The decline in print circulation also coincides with the increasing dominance of the article over the monograph, and the availability of most articles online. In many fields, we now have the equivalent of Spotify for research: vast databases that help scholars search millions of articles and connect them—often through highly restrictive and increasingly unsustainable subscriptions, but that is another story—instantly to digital copies. (There is also a Napster for research articles, of which we shall not speak.) Very few natural and social scientists continue to consult bound volumes of journals in their field, especially issues that are more than a few years old. UVA recorded nearly 3 million e-journal downloads in 2016, a massive and growing number that is typical of most universities.

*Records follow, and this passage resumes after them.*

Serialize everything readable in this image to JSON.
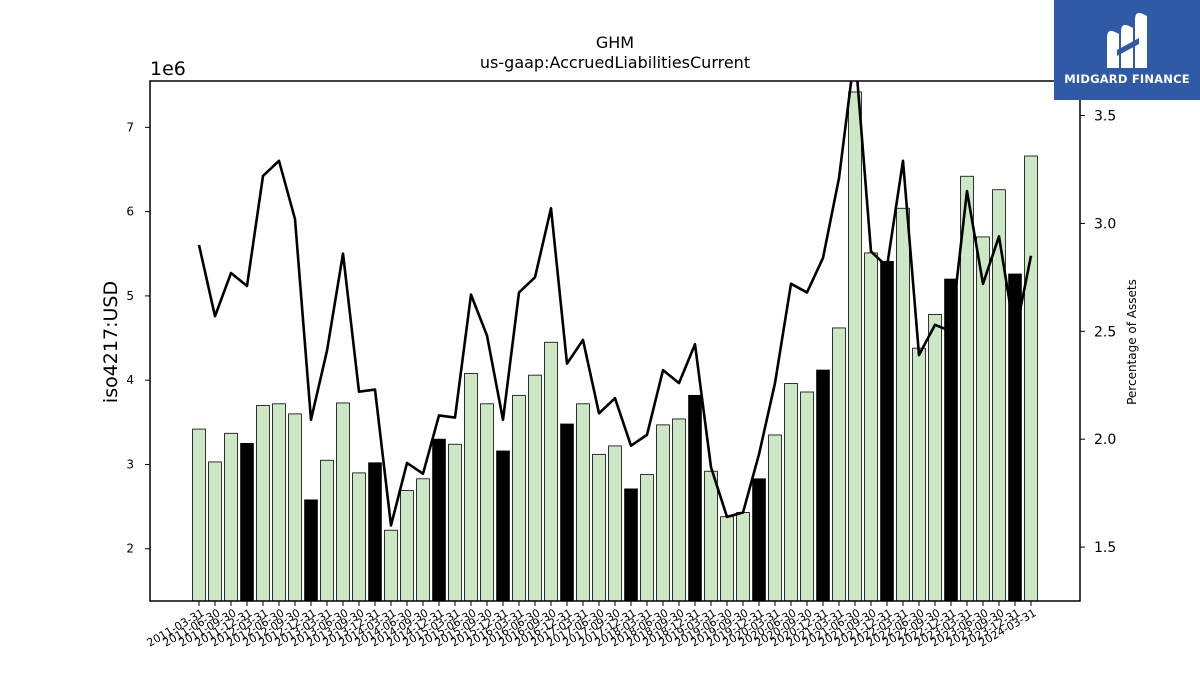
{
  "chart_data": {
    "type": "bar",
    "title": "GHM",
    "subtitle": "us-gaap:AccruedLiabilitiesCurrent",
    "ylabel": "iso4217:USD",
    "y2label": "Percentage of Assets",
    "y_offset_label": "1e6",
    "ylim": [
      1.38,
      7.55
    ],
    "y2lim": [
      1.25,
      3.66
    ],
    "yticks": [
      2,
      3,
      4,
      5,
      6,
      7
    ],
    "y2ticks": [
      1.5,
      2.0,
      2.5,
      3.0,
      3.5
    ],
    "ytick_labels": [
      "2",
      "3",
      "4",
      "5",
      "6",
      "7"
    ],
    "y2tick_labels": [
      "1.5",
      "2.0",
      "2.5",
      "3.0",
      "3.5"
    ],
    "categories": [
      "2011-03-31",
      "2011-06-30",
      "2011-09-30",
      "2011-12-31",
      "2012-03-31",
      "2012-06-30",
      "2012-09-30",
      "2012-12-31",
      "2013-03-31",
      "2013-06-30",
      "2013-09-30",
      "2013-12-31",
      "2014-03-31",
      "2014-06-30",
      "2014-09-30",
      "2014-12-31",
      "2015-03-31",
      "2015-06-30",
      "2015-09-30",
      "2015-12-31",
      "2016-03-31",
      "2016-06-30",
      "2016-09-30",
      "2016-12-31",
      "2017-03-31",
      "2017-06-30",
      "2017-09-30",
      "2017-12-31",
      "2018-03-31",
      "2018-06-30",
      "2018-09-30",
      "2018-12-31",
      "2019-03-31",
      "2019-06-30",
      "2019-09-30",
      "2019-12-31",
      "2020-03-31",
      "2020-06-30",
      "2020-09-30",
      "2020-12-31",
      "2021-03-31",
      "2021-06-30",
      "2021-09-30",
      "2021-12-31",
      "2022-03-31",
      "2022-06-30",
      "2022-09-30",
      "2022-12-31",
      "2023-03-31",
      "2023-06-30",
      "2023-09-30",
      "2023-12-31",
      "2024-03-31"
    ],
    "xtick_labels": [
      "2011-03-31",
      "2011-06-30",
      "2011-09-30",
      "2011-12-31",
      "2012-03-31",
      "2012-06-30",
      "2012-09-30",
      "2012-12-31",
      "2013-03-31",
      "2013-06-30",
      "2013-09-30",
      "2013-12-31",
      "2014-03-31",
      "2014-06-30",
      "2014-09-30",
      "2014-12-31",
      "2015-03-31",
      "2015-06-30",
      "2015-09-30",
      "2015-12-31",
      "2016-03-31",
      "2016-06-30",
      "2016-09-30",
      "2016-12-31",
      "2017-03-31",
      "2017-06-30",
      "2017-09-30",
      "2017-12-31",
      "2018-03-31",
      "2018-06-30",
      "2018-09-30",
      "2018-12-31",
      "2019-03-31",
      "2019-06-30",
      "2019-09-30",
      "2019-12-31",
      "2020-03-31",
      "2020-06-30",
      "2020-09-30",
      "2020-12-31",
      "2021-03-31",
      "2021-06-30",
      "2021-09-30",
      "2021-12-31",
      "2022-03-31",
      "2022-06-30",
      "2022-09-30",
      "2022-12-31",
      "2023-03-31",
      "2023-06-30",
      "2023-09-30",
      "2023-12-31",
      "2024-03-31"
    ],
    "series": [
      {
        "type": "bar",
        "axis": "left",
        "values": [
          3.42,
          3.03,
          3.37,
          3.25,
          3.7,
          3.72,
          3.6,
          2.58,
          3.05,
          3.73,
          2.9,
          3.02,
          2.22,
          2.69,
          2.83,
          3.3,
          3.24,
          4.08,
          3.72,
          3.16,
          3.82,
          4.06,
          4.45,
          3.48,
          3.72,
          3.12,
          3.22,
          2.71,
          2.88,
          3.47,
          3.54,
          3.82,
          2.92,
          2.38,
          2.43,
          2.83,
          3.35,
          3.96,
          3.86,
          4.12,
          4.62,
          7.42,
          5.51,
          5.41,
          6.04,
          4.38,
          4.78,
          5.2,
          6.42,
          5.7,
          6.26,
          5.26,
          6.66
        ],
        "highlighted": [
          false,
          false,
          false,
          true,
          false,
          false,
          false,
          true,
          false,
          false,
          false,
          true,
          false,
          false,
          false,
          true,
          false,
          false,
          false,
          true,
          false,
          false,
          false,
          true,
          false,
          false,
          false,
          true,
          false,
          false,
          false,
          true,
          false,
          false,
          false,
          true,
          false,
          false,
          false,
          true,
          false,
          false,
          false,
          true,
          false,
          false,
          false,
          true,
          false,
          false,
          false,
          true,
          false
        ]
      },
      {
        "type": "line",
        "axis": "right",
        "values": [
          2.9,
          2.57,
          2.77,
          2.71,
          3.22,
          3.29,
          3.02,
          2.09,
          2.41,
          2.86,
          2.22,
          2.23,
          1.6,
          1.89,
          1.84,
          2.11,
          2.1,
          2.67,
          2.48,
          2.09,
          2.68,
          2.75,
          3.07,
          2.35,
          2.46,
          2.12,
          2.19,
          1.97,
          2.02,
          2.32,
          2.26,
          2.44,
          1.87,
          1.64,
          1.66,
          1.93,
          2.26,
          2.72,
          2.68,
          2.84,
          3.21,
          3.8,
          2.87,
          2.8,
          3.29,
          2.39,
          2.53,
          2.5,
          3.15,
          2.72,
          2.94,
          2.48,
          2.85
        ]
      }
    ],
    "colors": {
      "bar_fill": "#cde8c4",
      "bar_highlight": "#000000",
      "bar_edge": "#000000",
      "line": "#000000"
    },
    "grid": false,
    "legend": "none"
  },
  "logo": {
    "text": "MIDGARD FINANCE",
    "background": "#2f5aa8"
  }
}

Fields differ, of course. But the internet and Google Scholar have made it much easier to find both published and unpublished articles online, and the draconian copyright rules of the for-profit journal publishers have meant a rise in online distribution of preprints (scholars give up distribution rights, as a rule, both for articles and books).

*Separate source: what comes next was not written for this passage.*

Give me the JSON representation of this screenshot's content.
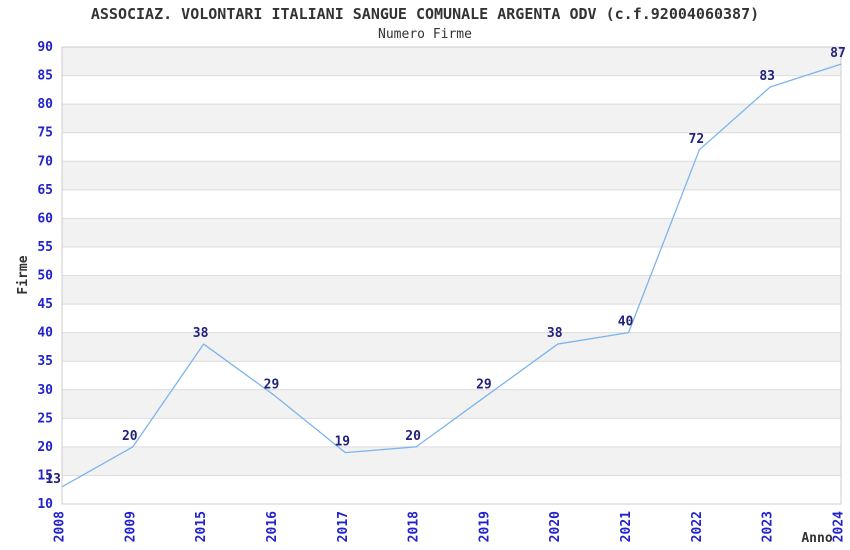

And yes, there’s also the Napster for research articles. Let us speak of it: When a single article costs upwards of $50 if you don’t have library access, what else can you expect?
I’m not on Instagram and don’t want to be (big surprise), so most of what I know about it is second-hand and probably inaccurate. But I do know that a lot of people use it to show their lives as more glamorous, beautiful, and successful than seems humanly possible. That sounds like so much work! Anyway, the perfectly curated and filtered Instagram aesthetic is facing a backlash. How big, who knows, but the Atlantic got a story out of it.
Fast-rising young influencers such as Emma Chamberlain, Jazzy Anne, and Joanna Ceddia all reject the notion of a curated feed in favor of a messier and more unfiltered vibe. While Millennial influencers hauled DSLR cameras to the beach and mastered photo editing to get the perfect shot, the generation younger than they are largely post directly from their mobile phones. “Previously influencers used to say, ‘Oh, that’s not on brand,’ or only post things shot in a certain light or with a commonality,” says Lynsey Eaton, a co-founder of the influencer-marketing agency Estate Five. “For the younger generation, those rules don’t apply at all.”
In fact, many teens are going out of their way to make their photos look worse. Huji Cam, which make your images look as if they were taken with an old-school throwaway camera, has been downloaded more than 16 million times. “Adding grain to your photos is a big thing now,” says Sonia Uppal, a 20-year-old college student. “People are trying to seem candid. People post a lot of mirror selfies and photos of them lounging around.”
I guess Lomo filters are destined to come back around every few years. Everything not-so-new gets to be new again, over and over. I’m not sure what’s especially authentic about using a throwback filter app in 2019, but I used the Hipstamatic app nearly a decade ago and it was fun.